[R-pkg-devel] How to decrease time to import files in xlsx format?

Tue Oct 4 21:58:27 CEST 2022

It looks like you are reading directly from URLs? How do you know the delay is not network I/O delay?

Parallel computation is not a panacea. It allows tasks _that are CPU-bound_ to get through the CPU-intensive work faster. You need to be certain that your tasks actually can benefit from parallelism before using it... there is a significant overhead and added complexity to using parallel processing that will lead to SLOWER processing if mis-used.
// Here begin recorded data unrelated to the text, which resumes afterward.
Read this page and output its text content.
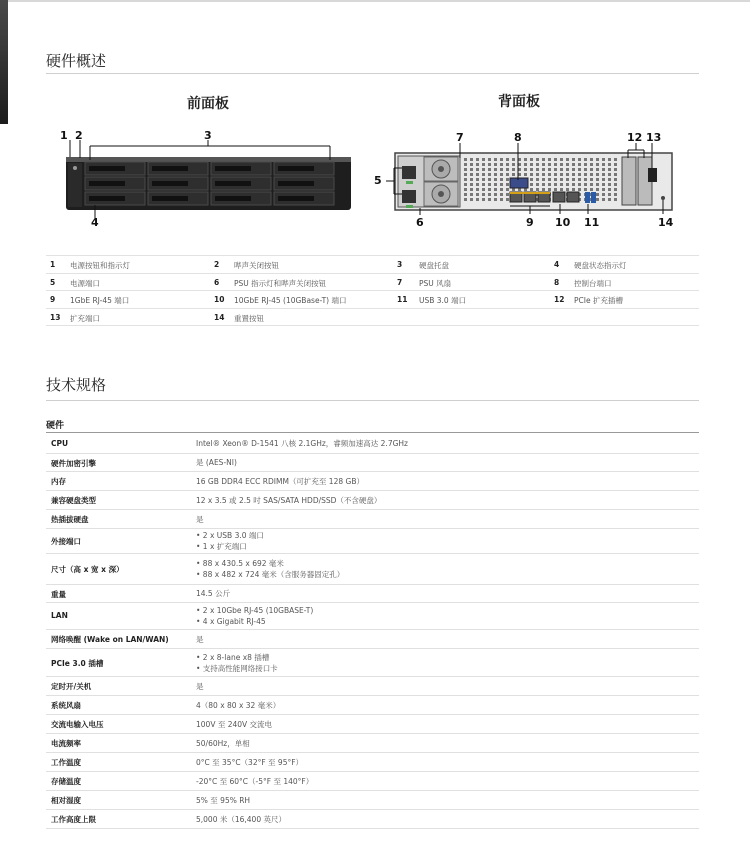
硬件概述
前面板	背面板
1 2	3
4
7	8	12 13
5
6	9 10 11	14
1 电源按钮和指示灯	2 哔声关闭按钮	3 硬盘托盘	4 硬盘状态指示灯
5 电源端口	6 PSU 指示灯和哔声关闭按钮	7 PSU 风扇	8 控制台端口
9 1GbE RJ-45 端口	10 10GbE RJ-45 (10GBase-T) 端口	11 USB 3.0 端口	12 PCIe 扩充插槽
13 扩充端口	14 重置按钮
技术规格
硬件
CPU	Intel® Xeon® D-1541 八核 2.1GHz，睿频加速高达 2.7GHz
硬件加密引擎	是 (AES-NI)
内存	16 GB DDR4 ECC RDIMM（可扩充至 128 GB）
兼容硬盘类型	12 x 3.5 或 2.5 吋 SAS/SATA HDD/SSD（不含硬盘）
热插拔硬盘	是
外接端口
• 2 x USB 3.0 端口
• 1 x 扩充端口
尺寸（高 x 宽 x 深）
• 88 x 430.5 x 692 毫米
• 88 x 482 x 724 毫米（含服务器固定孔）
重量	14.5 公斤
LAN
• 2 x 10Gbe RJ-45 (10GBASE-T)
• 4 x Gigabit RJ-45
网络唤醒 (Wake on LAN/WAN)	是
PCIe 3.0 插槽
• 2 x 8-lane x8 插槽
• 支持高性能网络接口卡
定时开/关机	是
系统风扇	4（80 x 80 x 32 毫米）
交流电输入电压	100V 至 240V 交流电
电流频率	50/60Hz，单相
工作温度	0°C 至 35°C（32°F 至 95°F）
存储温度	-20°C 至 60°C（-5°F 至 140°F）
相对湿度	5% 至 95% RH
工作高度上限	5,000 米（16,400 英尺）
On October 4, 2022 11:29:54 AM PDT, Igor L <igorlaltuf using gmail.com> wrote:
>Hello all,
>
>I'm developing an R package that basically downloads, imports, cleans and
>merges nine files in xlsx format updated monthly from a public institution.
>
>The problem is that importing files in xlsx format is time consuming.
>
>My initial idea was to parallelize the execution of the read_xlsx function
>according to the number of cores in the user's processor, but apparently it
>didn't make much difference, since when trying to parallelize it the
>execution time went from 185.89 to 184.12 seconds:
>
># not parallelized code
>y <- purrr::map_dfr(paste0(dir.temp, '/', lista.arquivos.locais),
>               readxl::read_excel, sheet = 1, skip = 4, col_types =
>c(rep('text', 30)))
>
># parallelized code
>plan(strategy = future::multicore(workers = 4))
>y <- furrr::future_map_dfr(paste0(dir.temp, '/', lista.arquivos.locais),
>                             readxl::read_excel, sheet = 1, skip = 4,
>col_types = c(rep('text', 30)))
>
> Any suggestions to reduce the import processing time?
>
>Thanks in advance!
>

-- 
Sent from my phone. Please excuse my brevity.